Since the early 1950s, more than 200,000 Korean children have been sent from South Korea to North America and Europe to be adopted into previously all-white families. More than 110,000 were adopted into the United States and Canada. Representations of these transnationally and transracially adopted Koreans have appeared in over fifty American children’s books since 1955. What kinds of stories do they tell? How are librarians and educators to evaluate these books? And what do Korean adoptees think of these depictions? In this keynote, Dr. Park will share her analyses regarding the content and context of children’s literature depicting transracially adopted Koreans.
While the Nancy Drew series is most often associated with North America, the mysteries are also a global phenomenon. Since the inception of the original series in the 1930s, the books have been translated into numerous languages and sold or marketed across the globe. In addition, the character Nancy Drew regularly travels across national borders to solve mysteries. The Nancy Drew materials demonstrate how fictional representations of “strange” places and contact with “strangers” remain central to texts produced for and marketed to young readers within contemporary North American children’s culture.

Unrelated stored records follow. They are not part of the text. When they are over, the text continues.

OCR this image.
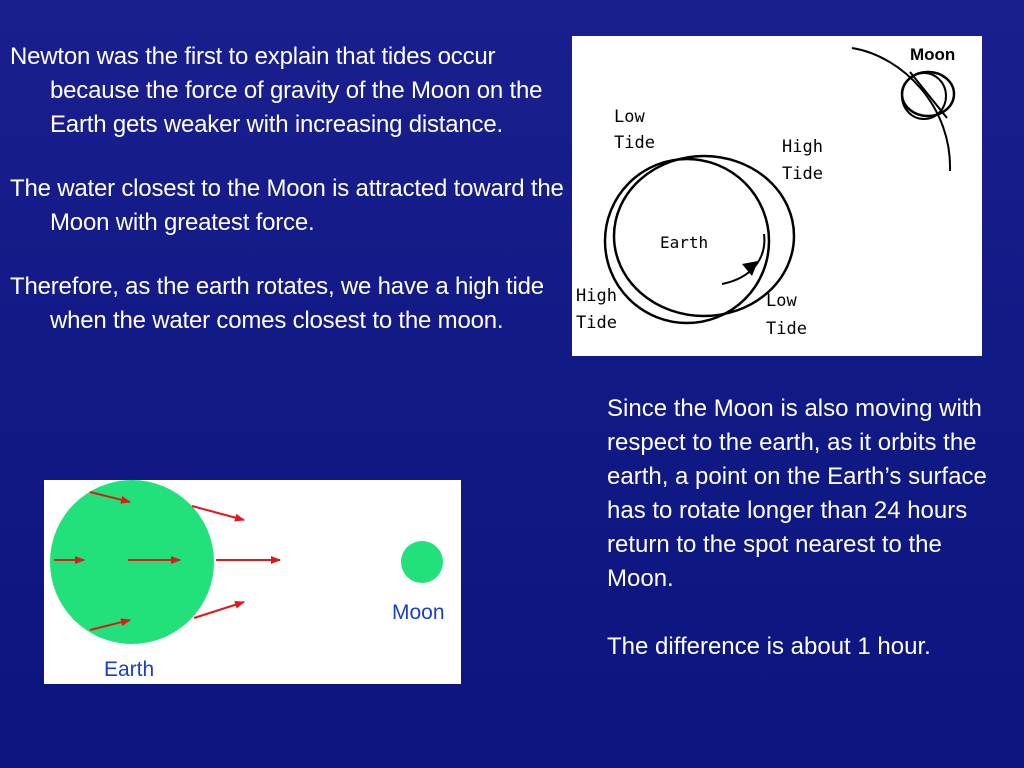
Newton was the first to explain that tides occur because the force of gravity of the Moon on the Earth gets weaker with increasing distance.

The water closest to the Moon is attracted toward the Moon with greatest force.

Therefore, as the earth rotates, we have a high tide when the water comes closest to the moon.

Moon
Earth
Low
Tide	High
Tide
High
Tide
Low
Tide

Since the Moon is also moving with respect to the earth, as it orbits the earth, a point on the Earth’s surface has to rotate longer than 24 hours return to the spot nearest to the Moon.

The difference is about 1 hour.

Earth
Moon
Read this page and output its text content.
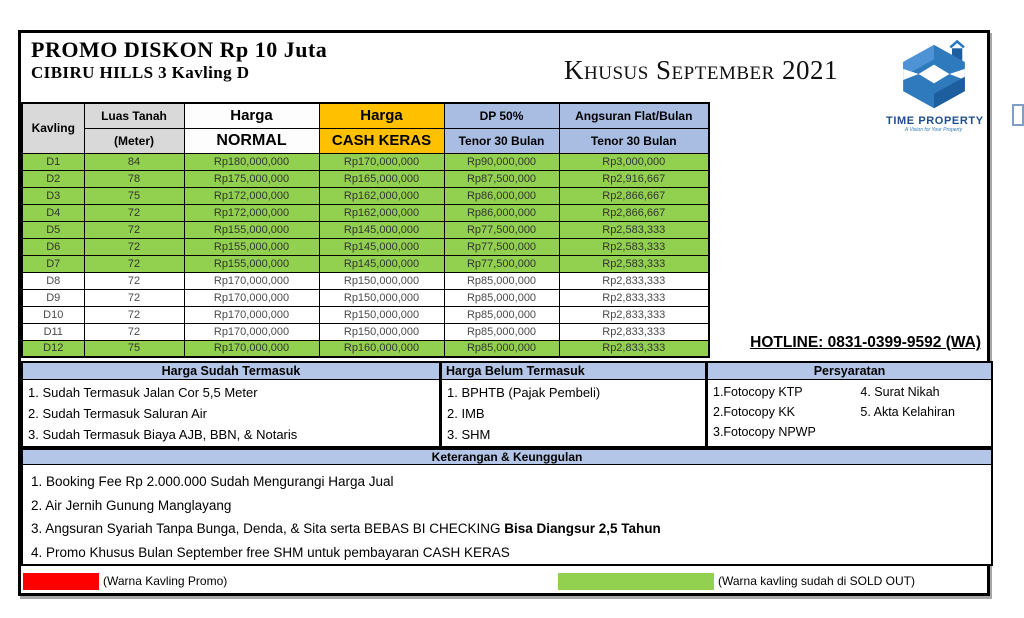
PROMO DISKON Rp 10 Juta
CIBIRU HILLS 3 Kavling D	Khusus September 2021
TIME PROPERTY
A Vision for Your Property
Kavling	Luas Tanah	Harga	Harga	DP 50%	Angsuran Flat/Bulan
	(Meter)	NORMAL	CASH KERAS	Tenor 30 Bulan	Tenor 30 Bulan
D1	84	Rp180,000,000	Rp170,000,000	Rp90,000,000	Rp3,000,000
D2	78	Rp175,000,000	Rp165,000,000	Rp87,500,000	Rp2,916,667
D3	75	Rp172,000,000	Rp162,000,000	Rp86,000,000	Rp2,866,667
D4	72	Rp172,000,000	Rp162,000,000	Rp86,000,000	Rp2,866,667
D5	72	Rp155,000,000	Rp145,000,000	Rp77,500,000	Rp2,583,333
D6	72	Rp155,000,000	Rp145,000,000	Rp77,500,000	Rp2,583,333
D7	72	Rp155,000,000	Rp145,000,000	Rp77,500,000	Rp2,583,333
D8	72	Rp170,000,000	Rp150,000,000	Rp85,000,000	Rp2,833,333
D9	72	Rp170,000,000	Rp150,000,000	Rp85,000,000	Rp2,833,333
D10	72	Rp170,000,000	Rp150,000,000	Rp85,000,000	Rp2,833,333
D11	72	Rp170,000,000	Rp150,000,000	Rp85,000,000	Rp2,833,333
D12	75	Rp170,000,000	Rp160,000,000	Rp85,000,000	Rp2,833,333	HOTLINE: 0831-0399-9592 (WA)
Harga Sudah Termasuk
1. Sudah Termasuk Jalan Cor 5,5 Meter
2. Sudah Termasuk Saluran Air
3. Sudah Termasuk Biaya AJB, BBN, & Notaris
Harga Belum Termasuk
1. BPHTB (Pajak Pembeli)
2. IMB
3. SHM
Persyaratan
1.Fotocopy KTP
2.Fotocopy KK
3.Fotocopy NPWP
4. Surat Nikah
5. Akta Kelahiran
Keterangan & Keunggulan
1. Booking Fee Rp 2.000.000 Sudah Mengurangi Harga Jual
2. Air Jernih Gunung Manglayang
3. Angsuran Syariah Tanpa Bunga, Denda, & Sita serta BEBAS BI CHECKING Bisa Diangsur 2,5 Tahun
4. Promo Khusus Bulan September free SHM untuk pembayaran CASH KERAS
(Warna Kavling Promo)	(Warna kavling sudah di SOLD OUT)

Dr. Sarah Park is an assistant professor of Library and Information Science at St. Catherine University in St. Paul, Minnesota. Her research interests include representations of the Korean diaspora in children’s and young adult literature, youth services librarianship, social justice, transracial
adoption, and Korean diasporic history. She teaches courses on children’s and young adult literature, social justice, web design, and library and information science. Her book, Diversity in Youth Literature, edited with Jamie Naidoo, is set to be released this summer by ALA Editions.
The Keynote Address she’ll be presenting at Stranger in a Strange Land is entitled Storying Adoption.
More information on Dr. Park can be found on her website.
Elizabeth Marshall is associate professor in the faculty of education at Simon Fraser University, where she teaches courses in children’s and young adult literature. She is co-editor of Rethinking Popular Culture and Media, and has published articles on the representation of North American girlhoods in children’s literature, popular culture, and women’s memoir. Dr. Marshall’s work has been published in Harvard Educational Review, Gender and Education, Reading Research Quarterly, Journal of Adolescent and Adult Literacy, College English, Children’s Literature Quarterly, and Rethinking Schools.